Geldiler, geldiler, bana bunu söyleyenler de onlarla hatıra fotoğrafı çektirdi.
Bir gün, -o zaman Başbakan olan- Cumhurbaşkanımızın metin yazarı Aydın Ünal gecenin bir yarısında beni aradı ve “Başbakanımızın grup toplantısı metnine eklemek üzere uydu bilgi notu gönderir misin?” dedi. Gece lojmandan Osman Bey’e haber verdik, ofise geldi. Kafa kafaya verip, bir metin hazırladık.

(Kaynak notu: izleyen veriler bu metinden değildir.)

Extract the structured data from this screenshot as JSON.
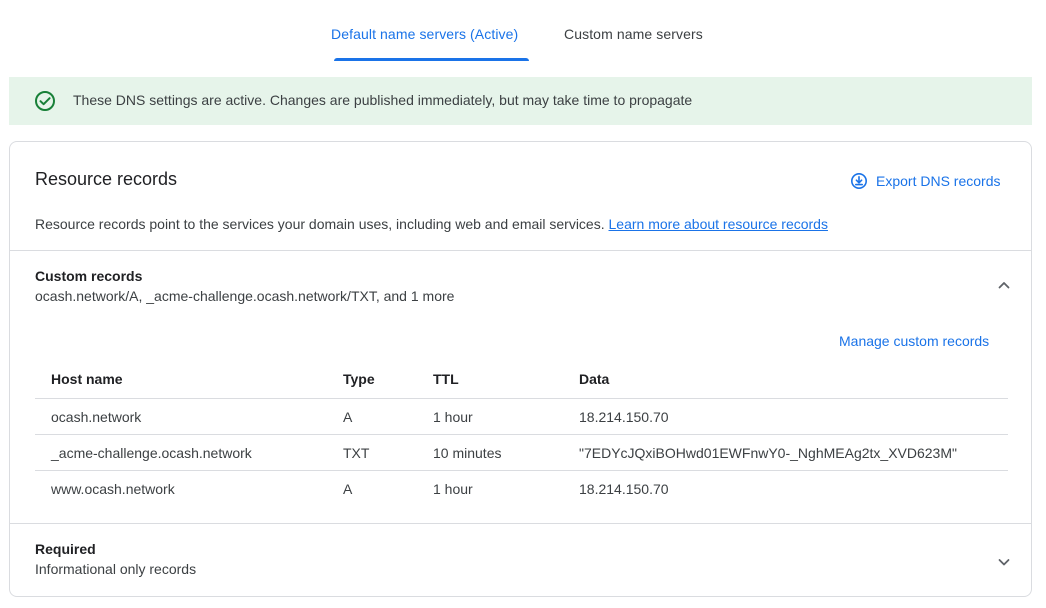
{
  "tabs": {
    "active_label": "Default name servers (Active)",
    "inactive_label": "Custom name servers"
  },
  "banner": {
    "icon": "check-circle-icon",
    "text": "These DNS settings are active. Changes are published immediately, but may take time to propagate"
  },
  "resource_records": {
    "title": "Resource records",
    "export_label": "Export DNS records",
    "export_icon": "download-circle-icon",
    "description": "Resource records point to the services your domain uses, including web and email services.",
    "learn_more_label": "Learn more about resource records"
  },
  "custom_records": {
    "title": "Custom records",
    "summary": "ocash.network/A, _acme-challenge.ocash.network/TXT, and 1 more",
    "expanded": true,
    "manage_label": "Manage custom records",
    "columns": [
      "Host name",
      "Type",
      "TTL",
      "Data"
    ],
    "rows": [
      [
        "ocash.network",
        "A",
        "1 hour",
        "18.214.150.70"
      ],
      [
        "_acme-challenge.ocash.network",
        "TXT",
        "10 minutes",
        "\"7EDYcJQxiBOHwd01EWFnwY0-_NghMEAg2tx_XVD623M\""
      ],
      [
        "www.ocash.network",
        "A",
        "1 hour",
        "18.214.150.70"
      ]
    ]
  },
  "required": {
    "title": "Required",
    "summary": "Informational only records",
    "expanded": false
  },
  "colors": {
    "accent": "#1a73e8",
    "success": "#188038",
    "banner_bg": "#e6f4ea"
  }
}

Terörün en yoğun bir şekilde yaşandığı yıllar idi. Osman Dur Bey, bir basın toplantısında uydudan gönderilen sinyallerle uzaktan kumandalı bomba patlatmaların önüne geçeceklerini söyledi. Gazetecilerin ‘o zaman günde o kadar şehidimiz oluyor. Yetkili birimlerle iş birliği yapmıyor musunuz? şeklindeki soruları üzerine, Osman Bey, ‘Bunu gidin o birimlere söyleyin’ dedi. Olan oldu! İlgili birimlerle bakanlık arasında ciddi yazışmalar yapıldı. En sonunda ‘ha-vet’ şeklindeki bir metni ortaklaştırarak hazırlayıp basına ilettik.
Hayatta vazgeçtiğiniz bir şeyler oldu mu? Buna ilaveten hayatta zorluklar karşısında yıldığınızda sizi hayata adayacak bir söz var mı?
Ailem için kullanmam gereken vakitlerden vazgeçtim herhalde. Bu vesile ile eşimden özür diliyorum.
Zorluklar karşısında ‘bu da geçer yahu’ sözü beni rahatlatıyor.
Yıldığımda beni hayata bağlayacak bir sözü henüz bulamadım.
Ancak ‘ölüm’ün en güzel öğretmen olduğunu düşünüyorum. Ölünce tüm planlar, projeler, ajandalar sıfırlanıyor.
Bir de, Rabbimin, ‘Hanginiz daha iyi işler yapacak diye sınamak için ölümü ve hayatı yarattığını’ belirten Mülk Suresi beni rahatlatıyor. Ölümü, yok olmak değil de ‘vefat, yani vefa göstererek Rabbe ulaşma’ şeklinde anlamak iyi olur diye düşünüyorum.
Ünal Bey son olarak Türksat’ta çalışan mesai arkadaşlarınıza bir mesajınız var mıdır?
Türksat’ta daha önce görev yapmış tüm arkadaşlarımı hayırla yad ediyorum. 15 Temmuz hain darbe girişiminde şehit olan muhterem ağabeyim Ahmet Özsoy ve yakinen tanıdığım Ali Karslı’ya Allah’tan rahmet, gazilere hayırlı ömürler niyaz ederim.
Halen çalışmaya devam eden arkadaşlarım için şu dizesini hatırlatmak istiyorum; “O mâhîler ki deryâ içredir deryâyı bilmezler”.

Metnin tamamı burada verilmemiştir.